Fig 1.
A framework of AF initiation, maintenance and progression, based on [36].
AF onset is dependent on substrate vulnerability and triggers, as described by Heijman et al [36]. Within the present study vulnerability and triggers are combined in to a single factor—activation rate. Activation rate is then dependent on a constant genetic predisposition, time-varying age/co-morbidity-related remodelling, AF-induced remodelling dependent on AF history and trigger events. Physiological changes may increase both the rate of a trigger event occurring and likelihood of AF episode initiation following a trigger event. Over time, some patients progress on to paroxysmal, persistent and permanent AF as their substrate vulnerability and frequency of trigger events increases. Note the timescale for AF triggers and episodes is distinct from the lower axis and is expanded for clarity.
Fig 2.
Illustration of the main mechanics of the model.
(a) Main elements governing the switching process between sinus rhythm and AF. (b) Time courses of activation rate and recovery rate during AF episodes and in sinus rhythm. activation rate of AF due to ageing, Aage, increases according to a sigmoid function, and age-based recovery rate Rage decreases exponentially. A healthy patient triggers an AF episode with rate A(t) and terminates an AF episode with rate R(t).

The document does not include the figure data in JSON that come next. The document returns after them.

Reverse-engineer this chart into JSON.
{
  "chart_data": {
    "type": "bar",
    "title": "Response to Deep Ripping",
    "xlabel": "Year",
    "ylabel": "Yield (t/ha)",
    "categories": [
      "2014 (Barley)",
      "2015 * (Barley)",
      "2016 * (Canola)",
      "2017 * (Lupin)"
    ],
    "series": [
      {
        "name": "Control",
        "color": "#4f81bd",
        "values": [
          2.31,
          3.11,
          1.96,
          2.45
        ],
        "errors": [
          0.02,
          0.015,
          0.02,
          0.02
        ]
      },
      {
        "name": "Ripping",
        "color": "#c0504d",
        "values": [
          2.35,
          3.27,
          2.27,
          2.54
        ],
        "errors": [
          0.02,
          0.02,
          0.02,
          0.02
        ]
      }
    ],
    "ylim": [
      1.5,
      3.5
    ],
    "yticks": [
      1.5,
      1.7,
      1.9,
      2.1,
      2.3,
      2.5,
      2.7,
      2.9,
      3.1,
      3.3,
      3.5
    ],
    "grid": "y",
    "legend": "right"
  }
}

In AF, episode-based remodelling Aepi transiently increases activation rate at a rate α and decreases the total recovery rate R at rate μ. When an episode terminates, the recovery rate ‘boosts’ above baseline by a factor of B. Back in sinus rhythm, Aepi decays to zero with rate β and Repi decays with rate ν back to the age-based baseline Rage.
Table 1.
The parameter set used in model simulations.
Where possible, parameters were estimated from literature; certain parameters were set to reproduce incidence behaviours from epidemiological studies.
Fig 3.
Time series of AF progression.
A sample path is visualized by the red line, and from top to bottom: (a) Binary signal whether the patient is in an AF episode, (b) the fraction of the time in AF episodes per day, (c) the fraction of the time in AF episode per week, (d) the fraction of the time in AF episode per month. In (b-d) 9 other sample paths are plotted in grey lines in order to illustrate the distribution induced by intrinsic stochasticity. Inset: the progression of AF episode frequency and duration at time points in the simulation.
Fig 4.
Distributions of age at which paroxysmal AF sets it (panel (a)), age at which permanent AF sets in (panel (b)), and the time elapsed between these two events (panel (c)).

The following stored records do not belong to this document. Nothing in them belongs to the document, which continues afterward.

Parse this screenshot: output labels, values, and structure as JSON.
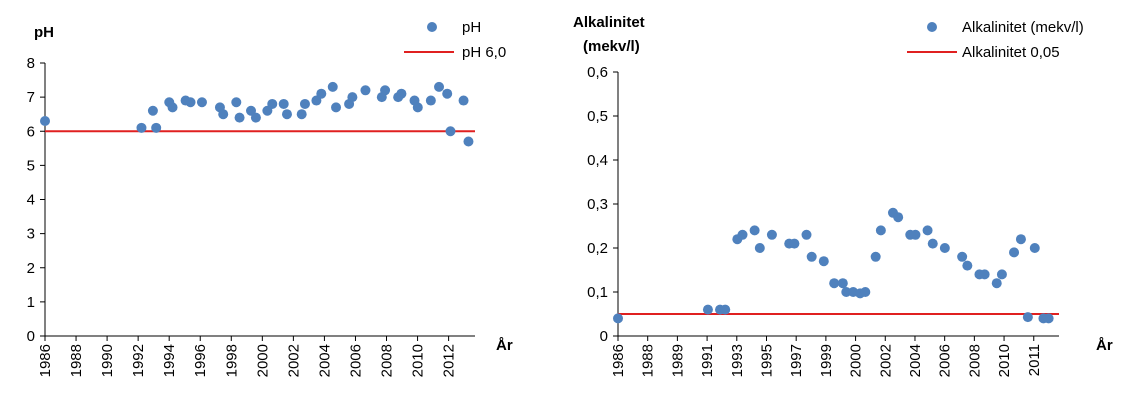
{
  "colors": {
    "point": "#4F81BD",
    "threshold": "#E02020",
    "axis": "#000000"
  },
  "chart_data": [
    {
      "type": "scatter",
      "title": "pH",
      "xlabel": "År",
      "ylabel": "",
      "ylim": [
        0,
        8
      ],
      "yticks": [
        "0",
        "1",
        "2",
        "3",
        "4",
        "5",
        "6",
        "7",
        "8"
      ],
      "xticks": [
        "1986",
        "1988",
        "1990",
        "1992",
        "1994",
        "1996",
        "1998",
        "2000",
        "2002",
        "2004",
        "2006",
        "2008",
        "2010",
        "2012"
      ],
      "legend": {
        "position": "top-right",
        "items": [
          "pH",
          "pH 6,0"
        ]
      },
      "threshold": {
        "name": "pH 6,0",
        "value": 6.0
      },
      "series": [
        {
          "name": "pH",
          "x": [
            1986.0,
            1991.9,
            1992.6,
            1992.8,
            1993.6,
            1993.8,
            1994.6,
            1994.9,
            1995.6,
            1996.7,
            1996.9,
            1997.7,
            1997.9,
            1998.6,
            1998.9,
            1999.6,
            1999.9,
            2000.6,
            2000.8,
            2001.7,
            2001.9,
            2002.6,
            2002.9,
            2003.6,
            2003.8,
            2004.6,
            2004.8,
            2005.6,
            2006.6,
            2006.8,
            2007.6,
            2007.8,
            2008.6,
            2008.8,
            2009.6,
            2010.1,
            2010.6,
            2010.8,
            2011.6,
            2011.9
          ],
          "y": [
            6.3,
            6.1,
            6.6,
            6.1,
            6.85,
            6.7,
            6.9,
            6.85,
            6.85,
            6.7,
            6.5,
            6.85,
            6.4,
            6.6,
            6.4,
            6.6,
            6.8,
            6.8,
            6.5,
            6.5,
            6.8,
            6.9,
            7.1,
            7.3,
            6.7,
            6.8,
            7.0,
            7.2,
            7.0,
            7.2,
            7.0,
            7.1,
            6.9,
            6.7,
            6.9,
            7.3,
            7.1,
            6.0,
            6.9,
            5.7
          ]
        }
      ]
    },
    {
      "type": "scatter",
      "title": "Alkalinitet (mekv/l)",
      "title_lines": [
        "Alkalinitet",
        "(mekv/l)"
      ],
      "xlabel": "År",
      "ylabel": "",
      "ylim": [
        0,
        0.6
      ],
      "yticks": [
        "0",
        "0,1",
        "0,2",
        "0,3",
        "0,4",
        "0,5",
        "0,6"
      ],
      "xticks": [
        "1986",
        "1988",
        "1989",
        "1991",
        "1993",
        "1995",
        "1997",
        "1999",
        "2000",
        "2002",
        "2004",
        "2006",
        "2008",
        "2010",
        "2011"
      ],
      "legend": {
        "position": "top-right",
        "items": [
          "Alkalinitet (mekv/l)",
          "Alkalinitet 0,05"
        ]
      },
      "threshold": {
        "name": "Alkalinitet 0,05",
        "value": 0.05
      },
      "series": [
        {
          "name": "Alkalinitet (mekv/l)",
          "x": [
            1986.0,
            1991.2,
            1991.9,
            1992.2,
            1992.9,
            1993.2,
            1993.9,
            1994.2,
            1994.9,
            1995.9,
            1996.2,
            1996.9,
            1997.2,
            1997.9,
            1998.5,
            1999.0,
            1999.2,
            1999.6,
            2000.0,
            2000.3,
            2000.9,
            2001.2,
            2001.9,
            2002.2,
            2002.9,
            2003.2,
            2003.9,
            2004.2,
            2004.9,
            2005.9,
            2006.2,
            2006.9,
            2007.2,
            2007.9,
            2008.2,
            2008.9,
            2009.3,
            2009.7,
            2010.1,
            2010.6,
            2010.9
          ],
          "y": [
            0.04,
            0.06,
            0.06,
            0.06,
            0.22,
            0.23,
            0.24,
            0.2,
            0.23,
            0.21,
            0.21,
            0.23,
            0.18,
            0.17,
            0.12,
            0.12,
            0.1,
            0.1,
            0.097,
            0.1,
            0.18,
            0.24,
            0.28,
            0.27,
            0.23,
            0.23,
            0.24,
            0.21,
            0.2,
            0.18,
            0.16,
            0.14,
            0.14,
            0.12,
            0.14,
            0.19,
            0.22,
            0.043,
            0.2,
            0.04,
            0.04
          ]
        }
      ]
    }
  ]
}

Data were generated from 5000 independent simulation runs of the model.
Fig 5.
Left: Top panel shows annual AF burden (left) and number of episodes (right) after patient has entered paroxysmal AF.

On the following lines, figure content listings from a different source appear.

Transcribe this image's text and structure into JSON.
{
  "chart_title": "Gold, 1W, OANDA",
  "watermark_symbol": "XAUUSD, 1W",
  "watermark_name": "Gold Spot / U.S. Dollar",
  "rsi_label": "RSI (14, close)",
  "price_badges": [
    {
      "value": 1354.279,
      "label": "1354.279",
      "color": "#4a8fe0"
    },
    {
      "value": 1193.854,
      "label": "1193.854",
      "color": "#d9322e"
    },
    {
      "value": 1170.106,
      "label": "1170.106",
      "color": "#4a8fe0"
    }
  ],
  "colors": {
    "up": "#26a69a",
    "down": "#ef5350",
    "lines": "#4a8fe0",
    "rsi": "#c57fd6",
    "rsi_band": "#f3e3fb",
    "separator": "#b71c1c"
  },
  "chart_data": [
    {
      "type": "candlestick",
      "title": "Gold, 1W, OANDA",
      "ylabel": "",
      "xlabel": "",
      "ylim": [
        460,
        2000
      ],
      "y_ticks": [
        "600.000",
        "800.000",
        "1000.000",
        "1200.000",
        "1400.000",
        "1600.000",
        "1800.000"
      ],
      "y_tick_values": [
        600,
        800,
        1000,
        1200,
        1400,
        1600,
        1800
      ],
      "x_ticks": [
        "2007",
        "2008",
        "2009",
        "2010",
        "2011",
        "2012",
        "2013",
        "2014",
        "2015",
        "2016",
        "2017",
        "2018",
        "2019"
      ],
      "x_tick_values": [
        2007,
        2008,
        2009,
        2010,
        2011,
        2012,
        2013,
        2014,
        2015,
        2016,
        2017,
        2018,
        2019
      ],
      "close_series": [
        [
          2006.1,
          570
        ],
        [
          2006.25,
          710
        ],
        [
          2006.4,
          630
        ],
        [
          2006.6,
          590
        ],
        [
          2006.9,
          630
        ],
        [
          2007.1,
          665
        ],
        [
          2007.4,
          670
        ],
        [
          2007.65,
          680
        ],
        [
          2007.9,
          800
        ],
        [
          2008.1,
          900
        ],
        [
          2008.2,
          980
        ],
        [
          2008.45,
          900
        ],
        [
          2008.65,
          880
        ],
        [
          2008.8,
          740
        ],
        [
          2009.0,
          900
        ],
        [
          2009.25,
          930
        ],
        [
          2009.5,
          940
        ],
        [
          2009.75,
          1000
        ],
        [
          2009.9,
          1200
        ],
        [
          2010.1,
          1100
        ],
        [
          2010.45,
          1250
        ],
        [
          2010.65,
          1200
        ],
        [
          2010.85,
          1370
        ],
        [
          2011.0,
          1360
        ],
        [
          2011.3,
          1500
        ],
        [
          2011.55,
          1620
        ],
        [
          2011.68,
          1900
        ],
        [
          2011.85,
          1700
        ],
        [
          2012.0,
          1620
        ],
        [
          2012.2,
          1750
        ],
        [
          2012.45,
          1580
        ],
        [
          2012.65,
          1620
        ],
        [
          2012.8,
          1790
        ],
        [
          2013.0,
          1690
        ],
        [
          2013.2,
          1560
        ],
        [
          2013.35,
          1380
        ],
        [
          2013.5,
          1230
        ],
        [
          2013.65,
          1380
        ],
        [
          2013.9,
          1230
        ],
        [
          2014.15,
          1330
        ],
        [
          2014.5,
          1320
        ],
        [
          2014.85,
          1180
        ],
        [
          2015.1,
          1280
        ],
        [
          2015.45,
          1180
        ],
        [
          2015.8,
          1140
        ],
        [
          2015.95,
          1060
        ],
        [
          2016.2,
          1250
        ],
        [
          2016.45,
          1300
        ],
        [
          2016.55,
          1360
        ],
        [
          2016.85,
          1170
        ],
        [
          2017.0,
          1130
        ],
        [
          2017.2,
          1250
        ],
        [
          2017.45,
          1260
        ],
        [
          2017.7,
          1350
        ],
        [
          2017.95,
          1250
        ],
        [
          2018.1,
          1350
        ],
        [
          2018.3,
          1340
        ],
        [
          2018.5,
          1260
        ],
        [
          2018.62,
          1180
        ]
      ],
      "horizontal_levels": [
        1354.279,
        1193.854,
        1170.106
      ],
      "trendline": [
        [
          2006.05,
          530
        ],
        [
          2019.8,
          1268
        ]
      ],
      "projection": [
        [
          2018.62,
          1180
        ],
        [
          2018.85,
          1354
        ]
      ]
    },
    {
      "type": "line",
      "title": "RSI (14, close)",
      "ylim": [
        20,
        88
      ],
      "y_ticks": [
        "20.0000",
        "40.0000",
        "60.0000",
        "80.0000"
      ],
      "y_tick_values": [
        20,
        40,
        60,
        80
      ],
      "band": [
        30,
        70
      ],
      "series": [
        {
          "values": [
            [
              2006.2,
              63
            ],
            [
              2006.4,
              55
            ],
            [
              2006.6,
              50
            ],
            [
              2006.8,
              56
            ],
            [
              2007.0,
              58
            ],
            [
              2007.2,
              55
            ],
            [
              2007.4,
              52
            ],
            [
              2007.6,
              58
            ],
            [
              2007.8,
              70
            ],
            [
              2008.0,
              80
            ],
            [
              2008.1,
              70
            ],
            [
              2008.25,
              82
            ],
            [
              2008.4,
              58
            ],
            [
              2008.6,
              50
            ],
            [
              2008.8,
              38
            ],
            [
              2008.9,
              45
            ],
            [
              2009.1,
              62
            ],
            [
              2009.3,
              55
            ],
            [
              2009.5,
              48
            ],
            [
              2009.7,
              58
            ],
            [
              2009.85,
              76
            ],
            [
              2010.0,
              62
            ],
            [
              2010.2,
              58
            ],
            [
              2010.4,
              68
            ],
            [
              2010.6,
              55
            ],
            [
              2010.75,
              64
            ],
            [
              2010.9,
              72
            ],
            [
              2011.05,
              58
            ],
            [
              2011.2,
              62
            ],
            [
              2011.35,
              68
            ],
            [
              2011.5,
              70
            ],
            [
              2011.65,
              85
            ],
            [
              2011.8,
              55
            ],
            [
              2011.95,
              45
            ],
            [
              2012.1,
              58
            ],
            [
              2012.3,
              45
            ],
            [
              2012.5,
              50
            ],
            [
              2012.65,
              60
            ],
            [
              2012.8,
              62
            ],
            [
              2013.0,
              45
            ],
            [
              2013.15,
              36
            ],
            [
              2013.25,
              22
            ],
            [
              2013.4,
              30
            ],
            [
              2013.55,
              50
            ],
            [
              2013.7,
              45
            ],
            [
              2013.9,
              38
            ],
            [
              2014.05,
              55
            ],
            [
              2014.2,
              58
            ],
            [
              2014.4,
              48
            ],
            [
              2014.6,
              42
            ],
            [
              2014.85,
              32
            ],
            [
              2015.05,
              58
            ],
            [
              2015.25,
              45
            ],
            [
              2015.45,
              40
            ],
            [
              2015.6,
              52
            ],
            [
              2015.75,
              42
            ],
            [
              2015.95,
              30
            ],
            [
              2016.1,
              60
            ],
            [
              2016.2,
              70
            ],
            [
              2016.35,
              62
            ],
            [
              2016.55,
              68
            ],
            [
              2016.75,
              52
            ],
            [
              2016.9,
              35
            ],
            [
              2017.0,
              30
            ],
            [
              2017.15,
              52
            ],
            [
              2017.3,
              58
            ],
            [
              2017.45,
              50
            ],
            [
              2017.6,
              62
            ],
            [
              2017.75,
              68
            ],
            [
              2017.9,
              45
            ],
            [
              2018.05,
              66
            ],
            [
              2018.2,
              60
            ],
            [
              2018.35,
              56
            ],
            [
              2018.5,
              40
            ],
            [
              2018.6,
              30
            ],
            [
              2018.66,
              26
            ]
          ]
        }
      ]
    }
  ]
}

Horizontal axis indicates time elapsed since onset of paroxysmal AF. The mean of 5000 simulation runs is indicated as solid line, grey area shows the standard deviation. Smaller panels show distribution of burdens (left) and numbers of episodes (right) across the patient population at the indicated points in time (years after onset of paroxysmal AF) in a moving window of 12-months duration.
Fig 6.
Burden (left) and number of episodes (right) before patient goes into permanent AF.
In both panels we present the mean of the random variables (solid black) and mean ± 1 standard deviation (grey area) at the top, and at the bottom we measure the distributions of the random variables at 15 sampled time t = [21, 19, 17, 16, 15, 14, 13, 12, 10, 8, 7, 6, 5, 3, 1] years before the permanent episode.
Fig 7.
Effects of changing parameters on outputs.
The top graphs represent the average over 100 sample paths of (a) the annual AF burden versus absolute age up to a notional age of 100 years, and (b) number of episodes versus episode duration over the absolute age 60–65. (c) is a visualisation of a single sample path from each parameter variant over the same 60–65 period a (b). Additional sample paths are listed in Supporting Information (S3 Fig).